Всё "достойное укрепление", которое успел организовать Завойко до получения известия о новороссийской победе, это поставить "Оливуцу" и "Двину" на шпринг левым бортом по течению Виламета и свезти на берег пушки правого борта. Но оказать услугу, протежируя его родственника, влиятельному в Петербурге Фердинанду Петровичу Врангелю могло стать очень полезным для карьеры.
Ожидая решения высшего начальства Путятин, на всякий случай, одновременно готовил корабли для предстоящей каперской войны, и укреплял батареи, благо людей у него прибавилось, 2 и 8 октября в Новороссийский порт пришли, соответственно, компанейские суда "Камчатка" и "Николай I", привезшие подкрепление - 400 солдат сибирского линейного батальона Љ14 и моряков 47 флотского экипажа. Только вот кораблей для непростой пиратской деятельности у генерал-губернатора было маловато.
Если ещё 10 лет назад почти из любого "купца" худо-бедно можно было сделать капера, то теперь, с появлением военных паровых кораблей, требования к ним значительно повысились. В океан можно было отправить фрегаты "Аврора" и "Диана", корвет "Оливуца", паровую шхуну "Восток" и бригантину "Байкал". Шлюп "Двина", хоть и числился военным кораблём, был слишком тихоходен для опасной охоты. Из всего компанейского флота только 3 юконские шхуны внушали некоторую надежду благодаря их скорости и маневренности. Кругосветные барки были слишком велики и требовали большого экипажа.

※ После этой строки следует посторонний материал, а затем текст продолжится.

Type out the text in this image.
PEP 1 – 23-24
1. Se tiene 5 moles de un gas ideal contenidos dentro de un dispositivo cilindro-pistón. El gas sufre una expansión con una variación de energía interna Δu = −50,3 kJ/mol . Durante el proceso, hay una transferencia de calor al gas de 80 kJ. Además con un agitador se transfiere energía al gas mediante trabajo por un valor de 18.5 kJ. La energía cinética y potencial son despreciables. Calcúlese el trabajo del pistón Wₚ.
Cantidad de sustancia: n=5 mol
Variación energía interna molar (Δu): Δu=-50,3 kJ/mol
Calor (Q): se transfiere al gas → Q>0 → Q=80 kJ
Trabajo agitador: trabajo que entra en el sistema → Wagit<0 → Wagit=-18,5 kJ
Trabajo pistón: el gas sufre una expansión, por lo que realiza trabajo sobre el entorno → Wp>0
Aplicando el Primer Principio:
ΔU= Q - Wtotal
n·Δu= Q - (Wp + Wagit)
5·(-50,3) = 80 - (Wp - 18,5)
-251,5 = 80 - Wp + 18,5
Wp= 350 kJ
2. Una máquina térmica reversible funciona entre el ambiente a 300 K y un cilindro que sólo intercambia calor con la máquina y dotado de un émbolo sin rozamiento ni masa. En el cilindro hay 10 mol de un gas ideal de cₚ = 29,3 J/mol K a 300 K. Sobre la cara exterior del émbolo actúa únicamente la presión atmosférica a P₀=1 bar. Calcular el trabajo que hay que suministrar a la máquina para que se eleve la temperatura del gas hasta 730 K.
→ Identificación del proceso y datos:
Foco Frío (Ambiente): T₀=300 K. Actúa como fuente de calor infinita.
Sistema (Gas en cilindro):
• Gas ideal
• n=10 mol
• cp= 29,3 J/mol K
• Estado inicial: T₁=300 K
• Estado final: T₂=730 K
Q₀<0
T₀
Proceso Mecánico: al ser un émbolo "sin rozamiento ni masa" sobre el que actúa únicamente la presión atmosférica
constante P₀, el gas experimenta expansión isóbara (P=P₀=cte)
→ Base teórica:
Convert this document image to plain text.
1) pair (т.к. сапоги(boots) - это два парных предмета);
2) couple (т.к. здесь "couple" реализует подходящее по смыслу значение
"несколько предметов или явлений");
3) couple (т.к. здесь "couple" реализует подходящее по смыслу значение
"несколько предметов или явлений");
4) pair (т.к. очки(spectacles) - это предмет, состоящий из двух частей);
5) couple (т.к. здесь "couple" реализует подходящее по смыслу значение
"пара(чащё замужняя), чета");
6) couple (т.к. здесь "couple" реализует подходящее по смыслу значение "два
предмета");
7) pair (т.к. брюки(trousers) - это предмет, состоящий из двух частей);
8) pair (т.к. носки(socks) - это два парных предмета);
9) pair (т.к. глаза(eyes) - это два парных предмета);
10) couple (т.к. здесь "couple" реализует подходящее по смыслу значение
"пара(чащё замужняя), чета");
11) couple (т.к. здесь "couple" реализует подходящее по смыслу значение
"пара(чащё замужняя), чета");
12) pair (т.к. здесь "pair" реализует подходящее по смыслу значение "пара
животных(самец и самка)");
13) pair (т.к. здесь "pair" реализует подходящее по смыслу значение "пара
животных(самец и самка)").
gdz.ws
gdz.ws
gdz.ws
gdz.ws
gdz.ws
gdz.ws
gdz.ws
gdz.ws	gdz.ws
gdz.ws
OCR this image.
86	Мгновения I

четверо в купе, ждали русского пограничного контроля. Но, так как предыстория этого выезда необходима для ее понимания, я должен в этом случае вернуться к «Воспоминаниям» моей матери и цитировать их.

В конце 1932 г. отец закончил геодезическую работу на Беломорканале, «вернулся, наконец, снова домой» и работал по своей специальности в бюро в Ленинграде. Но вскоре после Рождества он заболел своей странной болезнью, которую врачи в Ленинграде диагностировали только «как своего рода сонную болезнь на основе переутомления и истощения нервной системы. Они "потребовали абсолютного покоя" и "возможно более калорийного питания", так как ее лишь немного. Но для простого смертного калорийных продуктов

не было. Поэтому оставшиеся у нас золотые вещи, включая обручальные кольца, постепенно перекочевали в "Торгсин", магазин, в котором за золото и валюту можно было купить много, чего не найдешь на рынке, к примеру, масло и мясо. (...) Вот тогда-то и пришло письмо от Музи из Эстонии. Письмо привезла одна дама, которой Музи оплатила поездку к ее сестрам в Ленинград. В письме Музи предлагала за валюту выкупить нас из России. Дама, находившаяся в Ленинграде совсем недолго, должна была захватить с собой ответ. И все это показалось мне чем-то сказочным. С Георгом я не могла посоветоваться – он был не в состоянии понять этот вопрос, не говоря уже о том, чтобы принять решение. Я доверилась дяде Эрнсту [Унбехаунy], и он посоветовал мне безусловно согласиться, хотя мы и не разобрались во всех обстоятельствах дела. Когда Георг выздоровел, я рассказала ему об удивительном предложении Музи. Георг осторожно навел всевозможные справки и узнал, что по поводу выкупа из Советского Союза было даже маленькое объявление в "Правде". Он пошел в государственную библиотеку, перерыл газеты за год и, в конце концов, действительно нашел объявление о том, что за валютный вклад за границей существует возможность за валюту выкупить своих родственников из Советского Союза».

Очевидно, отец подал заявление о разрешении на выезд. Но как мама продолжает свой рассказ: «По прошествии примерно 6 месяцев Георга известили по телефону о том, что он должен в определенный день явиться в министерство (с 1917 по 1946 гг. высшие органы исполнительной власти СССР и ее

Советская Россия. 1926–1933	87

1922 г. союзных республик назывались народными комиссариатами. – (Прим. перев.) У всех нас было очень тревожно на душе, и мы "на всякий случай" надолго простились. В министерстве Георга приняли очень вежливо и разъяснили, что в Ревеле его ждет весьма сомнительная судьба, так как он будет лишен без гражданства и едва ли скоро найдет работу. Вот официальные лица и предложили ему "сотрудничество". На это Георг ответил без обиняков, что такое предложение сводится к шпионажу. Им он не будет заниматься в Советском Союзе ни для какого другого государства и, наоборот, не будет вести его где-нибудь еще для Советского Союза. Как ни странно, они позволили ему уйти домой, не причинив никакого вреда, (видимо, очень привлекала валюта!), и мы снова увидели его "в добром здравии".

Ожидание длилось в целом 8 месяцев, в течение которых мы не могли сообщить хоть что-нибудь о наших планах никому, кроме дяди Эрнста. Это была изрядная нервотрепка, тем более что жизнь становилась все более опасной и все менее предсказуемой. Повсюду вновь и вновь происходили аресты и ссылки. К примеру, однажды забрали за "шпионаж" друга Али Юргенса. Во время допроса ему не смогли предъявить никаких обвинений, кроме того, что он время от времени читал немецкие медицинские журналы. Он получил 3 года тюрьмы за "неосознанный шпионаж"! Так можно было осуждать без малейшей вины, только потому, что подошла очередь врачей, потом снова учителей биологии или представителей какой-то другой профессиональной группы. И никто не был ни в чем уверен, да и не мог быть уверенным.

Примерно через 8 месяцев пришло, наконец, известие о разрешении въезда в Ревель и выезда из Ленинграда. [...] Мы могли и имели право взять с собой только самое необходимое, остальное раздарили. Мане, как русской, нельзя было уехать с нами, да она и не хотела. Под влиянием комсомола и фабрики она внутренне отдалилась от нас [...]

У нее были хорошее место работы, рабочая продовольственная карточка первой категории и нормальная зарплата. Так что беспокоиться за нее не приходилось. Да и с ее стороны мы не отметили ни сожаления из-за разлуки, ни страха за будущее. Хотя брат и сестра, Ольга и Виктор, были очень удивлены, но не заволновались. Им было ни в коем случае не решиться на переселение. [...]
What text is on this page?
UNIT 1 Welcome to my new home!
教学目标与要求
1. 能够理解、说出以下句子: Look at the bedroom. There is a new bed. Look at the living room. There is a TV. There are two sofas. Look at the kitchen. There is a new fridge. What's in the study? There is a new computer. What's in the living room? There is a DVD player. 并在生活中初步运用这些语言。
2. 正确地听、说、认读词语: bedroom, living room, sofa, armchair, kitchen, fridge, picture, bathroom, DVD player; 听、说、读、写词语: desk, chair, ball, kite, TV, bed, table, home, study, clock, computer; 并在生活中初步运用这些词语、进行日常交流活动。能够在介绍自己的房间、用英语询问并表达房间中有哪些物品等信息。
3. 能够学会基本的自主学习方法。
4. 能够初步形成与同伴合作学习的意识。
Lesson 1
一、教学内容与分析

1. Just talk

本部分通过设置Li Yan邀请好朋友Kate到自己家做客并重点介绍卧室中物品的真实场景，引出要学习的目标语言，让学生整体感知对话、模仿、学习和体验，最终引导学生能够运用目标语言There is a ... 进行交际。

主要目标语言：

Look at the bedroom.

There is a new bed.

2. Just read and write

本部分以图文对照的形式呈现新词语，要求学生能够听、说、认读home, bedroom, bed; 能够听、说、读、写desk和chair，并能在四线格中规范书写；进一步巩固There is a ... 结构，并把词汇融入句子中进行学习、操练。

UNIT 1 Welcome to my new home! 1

Кроме того Митьков категорически отказался рисковать ценным имуществом Компании и заявил, что по договору обязан передать все барки АРТК. Зато он гарантировал необходимые кредиты для покупке в СШ нужных генерал-губернатору судов. Кредиты для оплаты сделанных в Сан-Франциско заказов на поставку вооружения, медикаментов и других товаров, издержки по которым могли простираться до 262 тыс долл., были обещаны раньше, после того как барон Стекль выразил опасение, что русская миссия в Вашингтоне "встретит затруднения для выдачи столь значительной суммы".
Несмотря на войну и объявленную союзниками блокаду колонии практически не испытывали недостатка в продовольствии и товарах. "Традиционные продукты, а именно: зерно (для выпечки хлеба и приготовления каши), овощи, животный жир, мясо и водка из-за сокращения торговли с Калифорнией даже понизились в цене. Зато соль, рис, чай, ром и прочие завозимые товары подорожали; расходы на фрахт (42%) и наценка на стоимость товаров (35%) увеличивали в колониях цену и за каждый рубль жители должны были платить уже по 1 руб. 77 коп."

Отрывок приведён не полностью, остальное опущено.